The clash of ideas Sinha’s age embodied is well manifested in the baroyaari Durga idol he describes —its frame was decorated with images of Scottish highlanders on horseback; “the idol’s face was that of a European woman”; Brahma, Vishnu and Siva could be seen putting their hands together and praying to her; little English fairies could be spied playing the horn above the idol, carrying the Union Jack!
Contemporary historical events work their way into Hootum’s narrative. Thus, the 1857 “Mutiny”; the “death” and return of Pratapchand, the Maharaja of Burdwan, which evoked immense interest and emotions in Hootum’s Bengal; the sojourn of the Badshah of Lucknow in Calcutta before he was to be exiled to England; the indigo rebellion—all of these find a place in this book. So does the coming of the Railways —and this is documented in one of the most hilarious chapters, where two devout Vaishnavites aiming to visit Benaras are forced to share a carriage with an inebriated Brahmo. But the element of the comic coexists with the tragic; the chapter goes on to paint a poignant portrait of the colossal insensitivity of the British rulers to Indians.

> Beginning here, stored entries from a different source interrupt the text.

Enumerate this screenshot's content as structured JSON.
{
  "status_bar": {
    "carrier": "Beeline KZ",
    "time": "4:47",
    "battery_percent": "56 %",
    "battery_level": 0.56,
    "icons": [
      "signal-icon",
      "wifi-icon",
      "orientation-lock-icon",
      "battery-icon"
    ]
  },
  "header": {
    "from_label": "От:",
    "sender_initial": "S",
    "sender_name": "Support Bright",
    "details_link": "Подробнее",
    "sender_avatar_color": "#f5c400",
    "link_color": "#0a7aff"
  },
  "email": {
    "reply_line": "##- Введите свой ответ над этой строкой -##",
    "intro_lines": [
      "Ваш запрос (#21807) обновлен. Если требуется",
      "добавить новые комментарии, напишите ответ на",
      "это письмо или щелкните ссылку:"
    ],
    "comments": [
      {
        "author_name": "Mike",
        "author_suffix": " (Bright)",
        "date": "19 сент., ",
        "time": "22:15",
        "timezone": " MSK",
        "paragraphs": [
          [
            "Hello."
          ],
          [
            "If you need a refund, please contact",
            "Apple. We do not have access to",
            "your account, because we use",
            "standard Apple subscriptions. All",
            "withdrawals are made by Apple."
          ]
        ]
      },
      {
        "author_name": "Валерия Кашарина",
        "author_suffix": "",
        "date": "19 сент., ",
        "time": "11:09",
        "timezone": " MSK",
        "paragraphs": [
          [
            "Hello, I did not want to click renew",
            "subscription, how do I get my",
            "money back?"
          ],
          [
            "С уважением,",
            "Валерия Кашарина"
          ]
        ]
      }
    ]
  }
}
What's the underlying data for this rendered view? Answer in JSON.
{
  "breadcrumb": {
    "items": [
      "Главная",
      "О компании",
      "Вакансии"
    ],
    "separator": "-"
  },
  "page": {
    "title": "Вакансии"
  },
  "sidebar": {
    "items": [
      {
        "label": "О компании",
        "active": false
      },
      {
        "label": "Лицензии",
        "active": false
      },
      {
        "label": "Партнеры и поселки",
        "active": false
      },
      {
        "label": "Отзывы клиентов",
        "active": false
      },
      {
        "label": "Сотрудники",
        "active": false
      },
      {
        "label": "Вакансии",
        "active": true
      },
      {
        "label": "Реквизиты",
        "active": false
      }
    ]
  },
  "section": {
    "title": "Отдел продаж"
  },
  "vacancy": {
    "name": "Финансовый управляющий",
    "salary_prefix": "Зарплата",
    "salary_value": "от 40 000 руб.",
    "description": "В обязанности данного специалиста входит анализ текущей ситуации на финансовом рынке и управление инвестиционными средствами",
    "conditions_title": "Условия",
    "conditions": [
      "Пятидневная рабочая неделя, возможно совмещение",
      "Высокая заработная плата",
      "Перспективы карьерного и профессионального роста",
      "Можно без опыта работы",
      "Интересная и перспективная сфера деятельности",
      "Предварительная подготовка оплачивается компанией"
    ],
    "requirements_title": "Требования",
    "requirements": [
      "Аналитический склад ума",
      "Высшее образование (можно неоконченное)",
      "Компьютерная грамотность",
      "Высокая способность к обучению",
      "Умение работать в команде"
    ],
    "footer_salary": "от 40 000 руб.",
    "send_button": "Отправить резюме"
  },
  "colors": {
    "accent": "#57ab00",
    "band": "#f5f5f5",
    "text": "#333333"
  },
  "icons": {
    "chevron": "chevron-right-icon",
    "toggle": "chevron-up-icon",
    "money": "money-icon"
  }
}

Among other things, the book documents the various forms of popular entertainment in 19th century Bengal; genres such as the jatra, the half-akhrai, the panchali, the khyamta and the kirtan all figure prominently in this text.
The narrator of Hootum is equally critical of the rigidity and orthodoxy of Hinduism and of the hypocrisy that often went hand in hand with reform, of revivalism, and of the blind imitation of the West. In his attempt to articulate this critique, he paints a fascinating picture of 19th century Calcutta, a picture that is as entertaining as it is thought-provoking, and as farcical as it is tragic.